Search code examples
keraslstmconv-neural-network

Should CNN layers come before Bi-LSTM or after?


I'm trying to build a Univariate Time Series forecasting model. The current architecture is looking like this :

model = Sequential()
model.add(Bidirectional(LSTM(20, return_sequences=True), input_shape=(n_steps_in, n_features)))
model.add(Bidirectional(LSTM(20, return_sequences=True)))
model.add(Conv1D(64, 3, activation='relu', input_shape=(n_steps_in, n_features)))
model.add(Conv1D(64, 3, activation='relu'))
model.add(MaxPooling1D(pool_size=2))
model.add(Flatten())
model.add(Dense(100, activation='relu'))
model.add(Dense(n_steps_out))

Then I tried the following, which places all CNN layers before Bi-LSTM layers (but doesn't work):

model = Sequential()
model.add(Conv1D(64, 3, activation='relu', input_shape=(n_steps_in, n_features)))
model.add(Conv1D(64, 3, activation='relu'))
model.add(MaxPooling1D(pool_size=2))
model.add(Flatten())
model.add(Bidirectional(LSTM(20, input_shape=(n_steps_in, n_features), return_sequences=True)))
model.add(Bidirectional(LSTM(20, return_sequences=True)))
model.add(Dense(100, activation='relu'))
model.add(Dense(n_steps_out))

The latest implementation doesn't seem to work.
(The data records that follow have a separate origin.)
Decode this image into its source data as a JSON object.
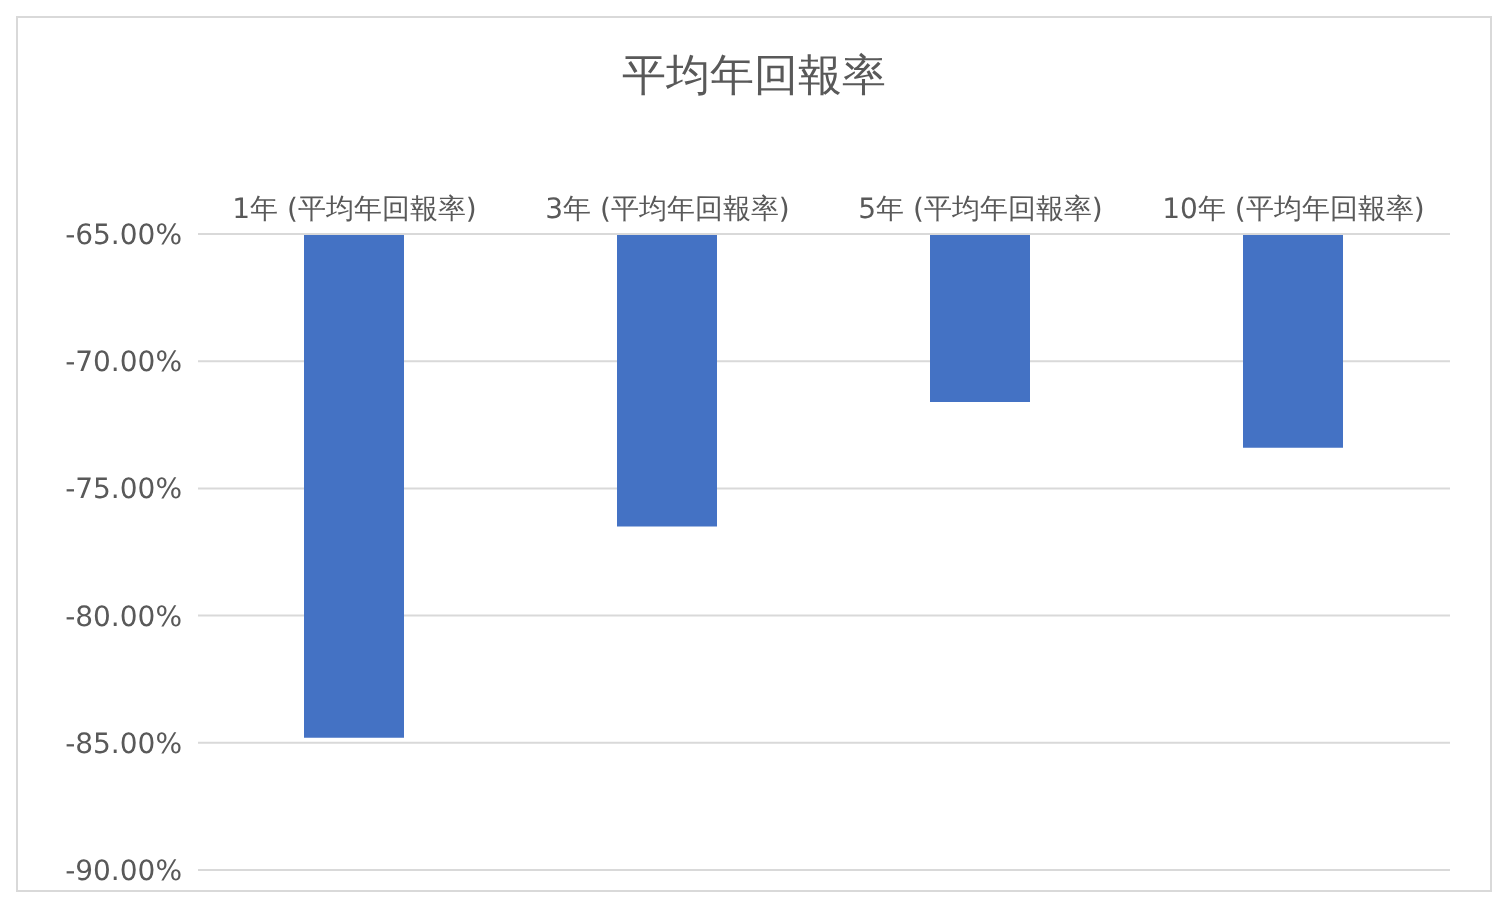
{
  "chart_data": {
    "type": "bar",
    "title": "平均年回報率",
    "categories": [
      "1年 (平均年回報率)",
      "3年 (平均年回報率)",
      "5年 (平均年回報率)",
      "10年 (平均年回報率)"
    ],
    "values": [
      -84.8,
      -76.5,
      -71.6,
      -73.4
    ],
    "color": "#4472c4",
    "ylim": [
      -90,
      -65
    ],
    "yticks": [
      {
        "value": -90,
        "label": "-90.00%"
      },
      {
        "value": -85,
        "label": "-85.00%"
      },
      {
        "value": -80,
        "label": "-80.00%"
      },
      {
        "value": -75,
        "label": "-75.00%"
      },
      {
        "value": -70,
        "label": "-70.00%"
      },
      {
        "value": -65,
        "label": "-65.00%"
      }
    ],
    "grid": "y"
  }
}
Any suggestions of fixing this ? Another question I had was, is there a one method approach to decide if CNN should come before Bi-LSTM of vice-versa ?


Solution

  • your network receives as input sequences and output sequences so u need to take care of dimensionality. to do this you have to play with padding in convolutional layers and with pooling operation. you also need to set return_sequences=True in your last LSTM cell (you are predicting a sequence). In the example below I use your network with padding and I delate flattening which destroys the 3D dimensionality

    you can apply Convolution before or after LSTM. the best way to do this is to try both and evaluate the performance with a trustable validation set

    CNN + LSTM

    n_sample = 100
    n_steps_in, n_steps_out, n_features = 30, 15, 1
    X = np.random.uniform(0,1, (n_sample, n_steps_in, n_features))
    y = np.random.uniform(0,1, (n_sample, n_steps_out, n_features))
    
    model = Sequential()
    model.add(Conv1D(64, 3, activation='relu', padding='same',
                     input_shape=(n_steps_in, n_features)))
    model.add(Conv1D(64, 3, padding='same', activation='relu'))
    model.add(MaxPooling1D(pool_size=2))
    model.add(Bidirectional(LSTM(20, return_sequences=True)))
    model.add(Bidirectional(LSTM(20, return_sequences=True)))
    model.add(Dense(1))
    model.compile('adam', 'mse')
    model.summary()
    
    model.fit(X,y, epochs=3)
    

    LSTM + CNN

    model = Sequential()
    model.add(Bidirectional(LSTM(20, return_sequences=True), 
                     input_shape=(n_steps_in, n_features)))
    model.add(Bidirectional(LSTM(20, return_sequences=True)))
    model.add(MaxPooling1D(pool_size=2))
    model.add(Conv1D(64, 3, activation='relu', padding='same'))
    model.add(Conv1D(64, 3, padding='same', activation='relu'))
    model.add(Dense(1))
    model.compile('adam', 'mse')
    model.summary()
    
    model.fit(X,y, epochs=3)